Previously on machine learning Monday... (In dramatic deep voice-over)

We'd loaded up our mnist test data, created our model, and ran our first prediction model pre-training...

The last thing we coded was our prediction variable:

predictions = model(x_train[:1]).numpy()

So let's break this down into palatable sections:

model is a variable that holds the trained neural network model.
x_train is a variable that holds the training data, which are arrays of pixel values representing the images of digits. ( we looked at his in its raw matrix-like form last time and it was pretty :))
x_train[:1] is a way of slicing the array to get the first element, which is the first image in the training data.

Putting it all together...

model(x_train[:1]) is a way of calling the model on the input data, which returns the output of the model as a tensor.
.numpy() is a method that converts the tensor to a numpy array, which is a more common and convenient way of working with numerical data in Python.

So now our predictions variable contains the output of the model for the first image in the training data.

We can see this if we run the line:

predictions

Output:

array([[0.06881157, 0.07851647, 0.16719425, 0.08308695, 0.07556159,
        0.17163385, 0.08344478, 0.14588797, 0.05878582, 0.06707676]],
      dtype=float32)

The output is an array of 10 numbers, each representing a logit (which is like a probability) that the image belongs to one of the 10 classes of digits (0 to 9).

Let's quickly talk about this collection of logits.

Logits

What the hell is a logit' Sam?! Good question

Sounds complicated, but all it is doing is mapping probabilities in the range of [0, 1] ...

So these logits above are the 10 non-normalized predictions that our classification model has generated (without training it yet).

Just to deep dive this a bit... because this confused me the first time round...

But why a vector - it's just a scalar isn't it?

What may appear confusing is that this is being described as a vector - when it is a single value, a number.

A logit is indeed a single number, but it can also be thought of as a vector in certain contexts.

Logit is a vector :

Although each logit is a single number, when we have multiple classes (more than 2), the collection of logits forms a vector.

Each element of the vector corresponds to a class, and the softmax operation ensures that the vector sums to 1.

So, while individual logits are scalar values, their arrangement in a vector allows us to handle multi-class problems effectively.

In summary, logit values are both single numbers and components of a vector, because they represent our numbers 1 to 10 ...

Back to our output:

array([[0.06881157, 0.07851647, 0.16719425, 0.08308695, 0.07556159,
        0.17163385, 0.08344478, 0.14588797, 0.05878582, 0.06707676]],
      dtype=float32)

Why does our array represent the probability that the image belongs to one of the 10 classes of digits (0 to 9), already have a bunch of low probabilities?

We haven't done anything yet, have we?

We haven't :)

The model is initialized with random values for the parameters, so the output logits are also random.

You can also see that all the logits in this case have low values, such as 0.17 (17%) and 8% (0.08).

This is because as the model trains on the data, it adjusts the parameters to minimize the loss and increase the accuracy.

This results in higher logits for the correct class and lower logits for the other classes.

At the moment, it's all just random!

Gotchya.

So without further ado, let's feed these logits into our softmax function.

The Softmax Function

So the next part is to run the softmax function:

tf.nn.softmax(predictions).numpy()

Let's talk about what a softmax function is then we'll work out how we managed to get to it.
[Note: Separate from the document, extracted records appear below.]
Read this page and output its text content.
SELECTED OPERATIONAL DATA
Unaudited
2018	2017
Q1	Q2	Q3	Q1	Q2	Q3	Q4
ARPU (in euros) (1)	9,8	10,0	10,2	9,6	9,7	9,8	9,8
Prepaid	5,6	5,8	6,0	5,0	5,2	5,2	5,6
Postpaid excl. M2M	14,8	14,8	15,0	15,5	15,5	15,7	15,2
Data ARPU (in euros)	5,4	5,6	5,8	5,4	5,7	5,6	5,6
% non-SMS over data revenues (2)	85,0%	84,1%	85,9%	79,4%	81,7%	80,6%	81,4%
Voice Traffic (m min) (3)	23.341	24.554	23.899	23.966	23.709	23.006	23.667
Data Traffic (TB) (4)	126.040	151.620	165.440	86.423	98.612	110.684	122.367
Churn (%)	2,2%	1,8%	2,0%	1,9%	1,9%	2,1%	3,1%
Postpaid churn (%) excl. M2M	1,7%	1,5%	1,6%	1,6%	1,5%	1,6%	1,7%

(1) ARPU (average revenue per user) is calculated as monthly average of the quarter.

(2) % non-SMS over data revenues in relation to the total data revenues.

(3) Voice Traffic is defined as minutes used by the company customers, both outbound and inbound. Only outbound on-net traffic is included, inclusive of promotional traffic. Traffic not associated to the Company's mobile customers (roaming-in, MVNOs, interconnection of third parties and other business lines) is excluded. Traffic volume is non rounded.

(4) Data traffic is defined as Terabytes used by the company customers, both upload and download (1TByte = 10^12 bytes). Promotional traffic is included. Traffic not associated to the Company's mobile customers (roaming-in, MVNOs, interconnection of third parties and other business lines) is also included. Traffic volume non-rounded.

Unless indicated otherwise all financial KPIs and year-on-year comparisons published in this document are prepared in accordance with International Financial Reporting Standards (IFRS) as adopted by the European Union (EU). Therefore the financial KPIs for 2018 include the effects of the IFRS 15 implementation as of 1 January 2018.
Breaking the above line down:

As I'm sure you know by now, the tf is our tensor flow library import, and nn is a module containing primitive neural network operations, including our softmax function.

So, to the rest of the code:

Predictions:

The variable 'predictions' contains the output of a neural network model

Softmax Function:

The softmax function is a mathematical operation that converts logits into probabilities.

It takes an array of logits and returns an array of probabilities, ensuring that the probabilities sum to 1

So what is the syntax doing here?

tf.nn.softmax(predictions) applies the softmax function to the predictions array.

The result is a new array where each element represents the probability of a specific class.

For example, if you have 10 classes (e.g., digits 0 to 9) as we do, the output will be an array of 10 probabilities.

Right, great, not really understanding the point, why mess with the logits?

A bit more detail, please!?

Thing is, the softmax function gets a bit mathsy, it is a mathematical function that converts a vector of real numbers into a probability distribution.

It is generally used as the last activation function of a neural network to normalize the output.

So the last bit is something called numpy...

Numpy()

So what is the Nump(t)y method we are using and why?

You've probably heard of Numpy - Numpy is a Python library that provides efficient and convenient operations on arrays and matrices. This is the rbead and butter of machine learning.

The numpy() method converts a tensor object into a numpy array object.

This allows using NumPy operations on tensors and vice versa

You can see this difference clearly if you print both versions:

print("Non numpified", tf.nn.softmax(predictions))
print("\n Numpified ",tf.nn.softmax(predictions).numpy())

Non numpified 
tf.Tensor(
[[0.06869026 0.04607732 0.15232012 0.1365249  0.04827461 0.08028805
  0.18604493 0.13675681 0.06063688 0.08438616]], shape=(1, 10), dtype=float32)

Numpified  
[[0.06869026 0.04607732 0.15232012 0.1365249  0.04827461 0.08028805
  0.18604493 0.13675681 0.06063688 0.08438616]]

It essentially strips the shape and data type and leaves us with the numpy collection of 10 characters. Cool.

The next bit is pretty important, this is the Loss function.

Loss Function

So let's talk a bit more about the loss function!

A loss function is a way of measuring how well a machine learning model can predict the expected outcome from a given input.

It is a function that takes the actual value and the predicted value as inputs and returns a numerical value that represents the difference or error between them.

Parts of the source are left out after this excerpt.